Emerging growth company ☒
If an emerging growth company, indicate by check mark if the registrant has elected not to use the extended transition period for complying with any new or revised financial accounting standards provided pursuant to Section 13(a) of the Exchange Act. ☒
Item 7.01 Regulation FD Disclosure.
On June 18, 2025, Senti Biosciences, Inc. (the “Company”) issued a press release (the “Press Release”) announcing that the U.S. Food and Drug Administration (the “FDA”) has granted Orphan Drug Designation to SENTI-202 for the treatment of relapsed/refractory hematologic malignancies including Acute Myeloid Leukemia. The Press Release also contained a Virtual Investor “What This Means” Segment to discuss the Orphan Drug Designation for SENTI-202. The Press Release is furnished herewith as Exhibit 99.1 and is incorporated by reference herein.

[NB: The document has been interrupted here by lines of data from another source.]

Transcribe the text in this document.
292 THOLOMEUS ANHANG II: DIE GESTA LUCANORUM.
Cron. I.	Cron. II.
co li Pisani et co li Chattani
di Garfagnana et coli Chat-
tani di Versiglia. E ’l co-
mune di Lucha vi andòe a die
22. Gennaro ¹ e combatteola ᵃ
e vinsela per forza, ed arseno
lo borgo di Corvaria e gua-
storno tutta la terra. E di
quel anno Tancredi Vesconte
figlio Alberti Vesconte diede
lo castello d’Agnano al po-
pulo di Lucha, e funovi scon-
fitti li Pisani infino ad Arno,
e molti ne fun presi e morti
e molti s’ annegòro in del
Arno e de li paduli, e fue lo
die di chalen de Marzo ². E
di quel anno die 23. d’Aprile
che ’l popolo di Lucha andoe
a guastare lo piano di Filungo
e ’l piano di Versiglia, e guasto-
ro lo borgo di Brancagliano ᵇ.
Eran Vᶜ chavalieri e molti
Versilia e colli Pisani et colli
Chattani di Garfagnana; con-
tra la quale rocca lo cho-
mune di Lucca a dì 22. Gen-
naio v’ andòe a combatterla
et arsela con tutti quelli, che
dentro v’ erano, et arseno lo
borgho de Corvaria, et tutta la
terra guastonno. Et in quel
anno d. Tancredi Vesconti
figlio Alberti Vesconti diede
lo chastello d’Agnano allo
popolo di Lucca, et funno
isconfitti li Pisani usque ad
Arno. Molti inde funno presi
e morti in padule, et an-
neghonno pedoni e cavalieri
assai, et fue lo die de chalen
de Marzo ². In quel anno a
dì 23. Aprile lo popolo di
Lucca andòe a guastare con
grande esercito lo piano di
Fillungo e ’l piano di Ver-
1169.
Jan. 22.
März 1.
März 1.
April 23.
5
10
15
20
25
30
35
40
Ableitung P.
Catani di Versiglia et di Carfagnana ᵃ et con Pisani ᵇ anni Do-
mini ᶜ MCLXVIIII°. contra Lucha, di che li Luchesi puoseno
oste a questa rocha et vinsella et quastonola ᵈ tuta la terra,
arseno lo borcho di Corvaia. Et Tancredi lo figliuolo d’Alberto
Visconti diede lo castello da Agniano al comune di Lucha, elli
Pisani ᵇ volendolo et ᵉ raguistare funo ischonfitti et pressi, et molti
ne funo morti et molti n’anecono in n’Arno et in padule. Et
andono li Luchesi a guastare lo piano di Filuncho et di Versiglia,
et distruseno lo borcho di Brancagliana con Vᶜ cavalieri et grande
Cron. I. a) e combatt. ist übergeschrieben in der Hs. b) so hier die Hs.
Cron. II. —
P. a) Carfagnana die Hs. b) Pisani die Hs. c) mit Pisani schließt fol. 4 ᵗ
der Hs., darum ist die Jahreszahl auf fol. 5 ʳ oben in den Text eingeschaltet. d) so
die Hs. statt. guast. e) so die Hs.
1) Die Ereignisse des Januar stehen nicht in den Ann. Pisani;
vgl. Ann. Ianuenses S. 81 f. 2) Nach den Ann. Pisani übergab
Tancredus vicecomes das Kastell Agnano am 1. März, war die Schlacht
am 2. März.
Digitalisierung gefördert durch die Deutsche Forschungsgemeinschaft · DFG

This information in this Item 7.01 of this Current Report on Form 8-K shall not be deemed “filed” for purposes of Section 18 of the Securities Exchange Act of 1934, as amended (the “Exchange Act”), or otherwise subject to the liabilities of that Section, or incorporated by reference in any filing under the Securities Act of 1933, as amended, or the Exchange Act, except as shall be expressly set forth by specific reference in any such filing.
Item 8.01. Other Events.
As reported under Item 7.01 of this Current Report on Form 8-K, on June 18, 2025, the Company issued the Press Release to announce that the FDA has granted Orphan Drug Designation to SENTI-202 for the treatment of relapsed/refractory hematologic malignancies including Acute Myeloid Leukemia.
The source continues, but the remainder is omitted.